Powerwall Thorsten meint
Bei neuerdings erreichten Reichweiten von 700 oder 800 km pro Ladung muss man schon sehr naiv sein, sich von der Automobilindustrie und deren Lobby wieder einen pflegebedürftigen Verbrenner ans Bein binden zu lassen. Aber hey jeder ebenso wie er es verdient
R2D2 meint
Artikel überhaupt gelesen? Oder einfach nicht verstanden?
Es geht um das Segment kompakt… und dort haben wir max. 500km WLTP. Also 360 KM real und 230 KM im Bereich 20 bis 80 Prozent. Damit holt man niemanden ernsthaft ab.
A124 meint
Man muss sich aber auch ehrlich machen und festhalten, dass diese Reichweiten WLTP Werte sind. Im echten Leben schafft man da vielleicht (im besten Falle im Drittelmix) 80%, BAB eher 60-70%. Die Chinesen stechen im Übrigen da nicht gerade mit Effizienz heraus.
Ich fahre selber seit 2019 ausschließlich elektrisch, egal ob beim MEB (Cupra Born) oder bei Tesla (Model3) oder bei Renault (Zoe), die angegebene RW haben wir bisher nur und dann ausschließlich im sommerlichen zurückhaltenden Stadtverkehr mit dem Zoe geschafft – das waren dann fast 380km (bei 316km WLTP).
Ehrlich: Ich finde die Entwicklung der Reichweiten und vor allem das schnelle Laden beindruckend und habe selber kein Problem mit der Situation im echten Leben.
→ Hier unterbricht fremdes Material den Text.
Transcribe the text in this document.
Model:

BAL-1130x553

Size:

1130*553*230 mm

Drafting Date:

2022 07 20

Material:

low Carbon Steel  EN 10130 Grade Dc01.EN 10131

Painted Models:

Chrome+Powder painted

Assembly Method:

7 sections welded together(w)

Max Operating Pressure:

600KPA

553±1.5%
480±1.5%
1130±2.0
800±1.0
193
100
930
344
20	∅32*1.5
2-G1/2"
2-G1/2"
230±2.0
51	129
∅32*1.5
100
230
Auch halte ich weder die REX noch die F***In-Hybride für sinnvoll, das snd in meinen Augen Nebelkerzen, die in der aktuell wissenschaftlich belegten Situation absolutes Gift sind, auch und vor allem (seit jeher) für die Menschen. Ich fände es aber wirklich sinnvoll, wenn man auch im Prospekt mit realen Werten argumentiert.
David meint
Wenn man 1,5 l Luft dazu nutzt, dort Explosionen stattfinden zu lassen, muss man sie mit massiv Material umbauen und da würde mich doch sehr wundern, wenn das Wort Aktenkoffer im wörtlichen Sinn zutrifft. Die Exemplare, die ich kenne, können nicht einmal einen Mofa Motor aufnehmen.
CaptainPicard meint
Können wir es nicht einfach EREV nennen, warum braucht es jetzt wieder eine neue Bezeichnung?
R2D2 meint
Wir haben ja auch Sondervermögen als Bezeichung für „zusätzliche Schulden“…
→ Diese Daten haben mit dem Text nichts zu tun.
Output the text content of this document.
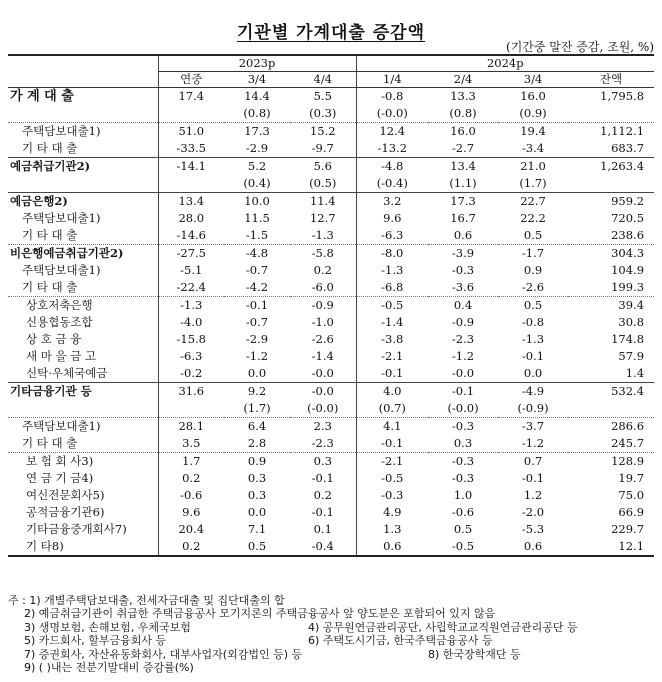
기관별 가계대출 증감액
(기간중 말잔 증감, 조원, %)
	2023p			2024p			
	연중	3/4	4/4	1/4	2/4	3/4	잔액
가 계 대 출	17.4	14.4	5.5	-0.8	13.3	16.0	1,795.8
		(0.8)	(0.3)	(-0.0)	(0.8)	(0.9)	
주택담보대출1)	51.0	17.3	15.2	12.4	16.0	19.4	1,112.1
기 타 대 출	-33.5	-2.9	-9.7	-13.2	-2.7	-3.4	683.7
예금취급기관2)	-14.1	5.2	5.6	-4.8	13.4	21.0	1,263.4
		(0.4)	(0.5)	(-0.4)	(1.1)	(1.7)	
예금은행2)	13.4	10.0	11.4	3.2	17.3	22.7	959.2
주택담보대출1)	28.0	11.5	12.7	9.6	16.7	22.2	720.5
기 타 대 출	-14.6	-1.5	-1.3	-6.3	0.6	0.5	238.6
비은행예금취급기관2)	-27.5	-4.8	-5.8	-8.0	-3.9	-1.7	304.3
주택담보대출1)	-5.1	-0.7	0.2	-1.3	-0.3	0.9	104.9
기 타 대 출	-22.4	-4.2	-6.0	-6.8	-3.6	-2.6	199.3
상호저축은행	-1.3	-0.1	-0.9	-0.5	0.4	0.5	39.4
신용협동조합	-4.0	-0.7	-1.0	-1.4	-0.9	-0.8	30.8
상 호 금 융	-15.8	-2.9	-2.6	-3.8	-2.3	-1.3	174.8
새 마 을 금 고	-6.3	-1.2	-1.4	-2.1	-1.2	-0.1	57.9
신탁·우체국예금	-0.2	0.0	-0.0	-0.1	-0.0	0.0	1.4
기타금융기관 등	31.6	9.2	-0.0	4.0	-0.1	-4.9	532.4
		(1.7)	(-0.0)	(0.7)	(-0.0)	(-0.9)	
주택담보대출1)	28.1	6.4	2.3	4.1	-0.3	-3.7	286.6
기 타 대 출	3.5	2.8	-2.3	-0.1	0.3	-1.2	245.7
보 험 회 사3)	1.7	0.9	0.3	-2.1	-0.3	0.7	128.9
연 금 기 금4)	0.2	0.3	-0.1	-0.5	-0.3	-0.1	19.7
여신전문회사5)	-0.6	0.3	0.2	-0.3	1.0	1.2	75.0
공적금융기관6)	9.6	0.0	-0.1	4.9	-0.6	-2.0	66.9
기타금융중개회사7)	20.4	7.1	0.1	1.3	0.5	-5.3	229.7
기 타8)	0.2	0.5	-0.4	0.6	-0.5	0.6	12.1
주 : 1) 개별주택담보대출, 전세자금대출 및 집단대출의 합
2) 예금취급기관이 취급한 주택금융공사 모기지론의 주택금융공사 앞 양도분은 포함되어 있지 않음
3) 생명보험, 손해보험, 우체국보험	4) 공무원연금관리공단, 사립학교교직원연금관리공단 등
5) 카드회사, 할부금융회사 등	6) 주택도시기금, 한국주택금융공사 등
7) 증권회사, 자산유동화회사, 대부사업자(외감법인 등) 등	8) 한국장학재단 등
9) ( )내는 전분기말대비 증감률(%)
ist doch egal wie dat dingens im Renault heissen tutet. Wichtig das es funktioniert und die Leute damit fahren können. Wenn die Rappelkiste damit mehrere hundert KM weit kommt und sagen wir mal unter 5 oder sogar 4 Liter kommt, ist doch super. Da man die dinger ja eh auch normal laden kann, geht das ganze betrachtet sogar noch viel positiver.
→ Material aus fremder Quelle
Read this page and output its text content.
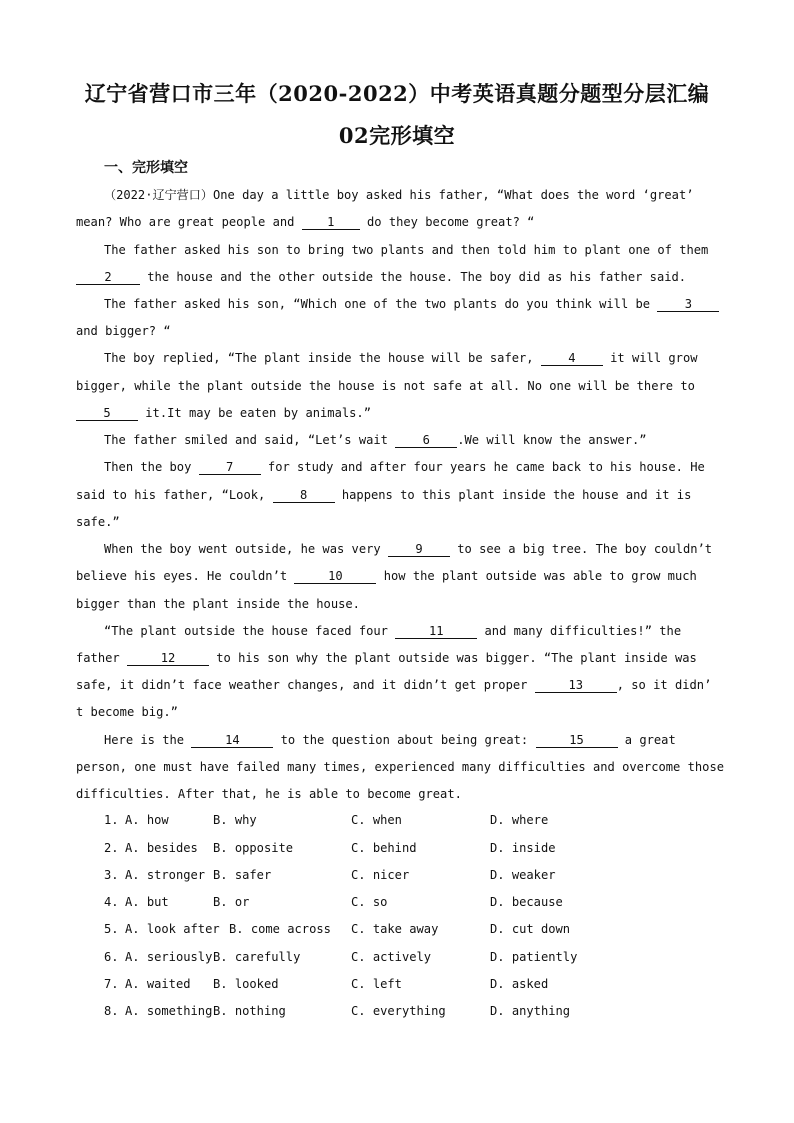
辽宁省营口市三年（2020-2022）中考英语真题分题型分层汇编
02完形填空
一、完形填空
（2022·辽宁营口）One day a little boy asked his father, “What does the word ‘great’
mean? Who are great people and 1 do they become great? “
The father asked his son to bring two plants and then told him to plant one of them
2 the house and the other outside the house. The boy did as his father said.
The father asked his son, “Which one of the two plants do you think will be 3
and bigger? “
The boy replied, “The plant inside the house will be safer, 4 it will grow
bigger, while the plant outside the house is not safe at all. No one will be there to
5 it.It may be eaten by animals.”
The father smiled and said, “Let’s wait 6 .We will know the answer.”
Then the boy 7 for study and after four years he came back to his house. He
said to his father, “Look, 8 happens to this plant inside the house and it is
safe.”
When the boy went outside, he was very 9 to see a big tree. The boy couldn’t
believe his eyes. He couldn’t	10	how the plant outside was able to grow much
bigger than the plant inside the house.
“The plant outside the house faced four	11	and many difficulties!” the
father	12	to his son why the plant outside was bigger. “The plant inside was
safe, it didn’t face weather changes, and it didn’t get proper	13	, so it didn’
t become big.”
Here is the	14	to the question about being great:	15	a great
person, one must have failed many times, experienced many difficulties and overcome those
difficulties. After that, he is able to become great.
1. A. how	B. why	C. when	D. where
2. A. besides B. opposite	C. behind	D. inside
3. A. stronger B. safer	C. nicer	D. weaker
4. A. but	B. or	C. so	D. because
5. A. look after B. come across C. take away	D. cut down
6. A. seriously B. carefully	C. actively	D. patiently
7. A. waited B. looked	C. left	D. asked
8. A. something B. nothing	C. everything	D. anything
Gut für die Leute, die müssen sich keinen Kopf mehr machen, ob der Ausflug am Wochenende irgendwie noch geplant werden muss.
Jeff Healey meint
Ja, was Renault da beschreibt ist definitiv ein EREV. Super Hybrid soll halt nach was Neuem klingen, „hip und fresh“…
Das ist einfach nur Marketing-Geschwurbel von denen. Technisch weniger informierte Kunden werden immer verwirrter, vielleicht ist das auch so gewollt von der Autoindustrie.